A eso de las tres de la tarde regresó Angie Ninderera. Casi no la reconocieron. Venía peinada con una torre de trenzas y cuentas de oro y vidrio que rozaba el techo, tenía la piel brillante de aceite, estaba envuelta en una amplia túnica de atrevidos colores, llevaba pulseras de oro en los brazos desde las muñecas hasta el codo y sandalias de piel de culebra. Su aparición llenó la choza.
– ¡Parece la Estatua de la Libertad! -comentó Nadia, encantada.
– Jesús! ¡Qué han hecho con usted, mujer! -exclamó horrorizado el misionero.
– Nada que no pueda quitarse, hermano -replicó ella y, haciendo sonar las pulseras de oro, agregó-: Con esto pienso comprarme una flotilla de aviones.
– Si es que puede escapar de Kosongo.
– Escaparemos todos, hermano -sonrió ella, muy segura de sí misma.
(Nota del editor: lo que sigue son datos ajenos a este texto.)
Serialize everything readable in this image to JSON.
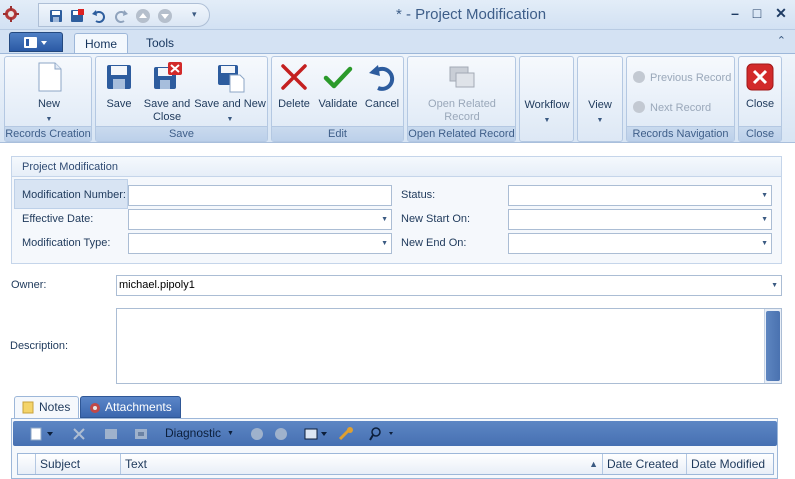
{
  "window": {
    "title": "*  - Project Modification",
    "controls": {
      "minimize": "–",
      "maximize": "□",
      "close": "✕"
    }
  },
  "quick_access": {
    "icons": [
      "save-icon",
      "save-close-icon",
      "undo-icon",
      "redo-icon",
      "up-icon",
      "down-icon"
    ],
    "more": "▾"
  },
  "ribbon": {
    "tabs": [
      {
        "label": "Home"
      },
      {
        "label": "Tools"
      }
    ],
    "collapse": "⌃",
    "groups": {
      "records_creation": {
        "label": "Records Creation",
        "new": "New"
      },
      "save": {
        "label": "Save",
        "save": "Save",
        "save_close_1": "Save and",
        "save_close_2": "Close",
        "save_new": "Save and New"
      },
      "edit": {
        "label": "Edit",
        "delete": "Delete",
        "validate": "Validate",
        "cancel": "Cancel"
      },
      "open_related": {
        "label": "Open Related Record",
        "btn_1": "Open Related",
        "btn_2": "Record"
      },
      "workflow": {
        "label": "Workflow"
      },
      "view": {
        "label": "View"
      },
      "navigation": {
        "label": "Records Navigation",
        "previous": "Previous Record",
        "next": "Next Record"
      },
      "close": {
        "label": "Close",
        "close": "Close"
      }
    }
  },
  "form": {
    "section_title": "Project Modification",
    "fields": {
      "modification_number": {
        "label": "Modification Number:",
        "value": ""
      },
      "status": {
        "label": "Status:",
        "value": ""
      },
      "effective_date": {
        "label": "Effective Date:",
        "value": ""
      },
      "new_start_on": {
        "label": "New Start On:",
        "value": ""
      },
      "modification_type": {
        "label": "Modification Type:",
        "value": ""
      },
      "new_end_on": {
        "label": "New End On:",
        "value": ""
      }
    },
    "owner": {
      "label": "Owner:",
      "value": "michael.pipoly1"
    },
    "description": {
      "label": "Description:",
      "value": ""
    }
  },
  "bottom_tabs": [
    {
      "label": "Notes"
    },
    {
      "label": "Attachments"
    }
  ],
  "notes_grid": {
    "toolbar": {
      "diagnostic": "Diagnostic"
    },
    "columns": [
      "Subject",
      "Text",
      "Date Created",
      "Date Modified"
    ],
    "sort_indicator": "▲"
  }
}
– No todos. Yo me quedaré para reemplazar a los hermanos que fueron asesinados -replicó el misionero.
14 La última noche
Los festejos comenzaron alrededor de las cinco de la tarde, cuando el calor disminuyó un poco. Entre la población de Ngoubé reinaba un clima de gran tensión. La madre de Nze había echado a correr la voz entre los bantúes de que Nana-Asante, la legítima reina, tan llorada por su pueblo, estaba viva. Agregó que los extranjeros pensaban ayudar a la reina a recuperar su trono y que ésa sería la única oportunidad que tendrían de deshacerse de Kosongo y Mbembelé. ¿Hasta cuándo iban a soportar que reclutaran a sus hijos para convertirlos en asesinos? Vivían espiados sin libertad para moverse o pensar, cada vez más pobres. Todo lo que producían se lo llevaba Kosongo; mientras él acumulaba oro, diamantes y marfil, el resto de la gente no contaba ni con vacunas. La mujer habló discretamente con sus hijas, éstas con las amigas y en menos de una hora la mayor parte de los adultos compartían la misma inquietud. No se atrevieron a hacer partícipes a los guardias, aunque eran miembros de sus propias familias, porque no sabían cómo reaccionarían; Mbembelé les había lavado el cerebro y los tenía en un puño. La angustia era mayor entre las mujeres pigmeas, porque esa tarde se vencía el plazo para salvar a sus hijos. Sus maridos siempre conseguían llegar a tiempo con los colmillos de elefante, pero ahora algo había cambiado. Nadia le dio a Jena la fantástica noticia de que habían recuperado el amuleto sagrado, Ipemba-Afua, y que los hombres no vendrían con el marfil, sino con la decisión de enfrentarse a Kosongo. Ellas también tendrían que luchar. Durante años habían soportado la esclavitud creyendo que si obedecían sus familias podrían sobrevivir; pero la mansedumbre de poco les había servido, sus condiciones de vida eran cada vez más duras. Cuanto más aguantaban, peor era el abuso que padecían. Tal como Jena explicó a sus compañeras, cuando no hubiera más elefantes en el bosque, venderían a sus hijos de todos modos. Más valía morir en la rebelión, que vivir en la esclavitud.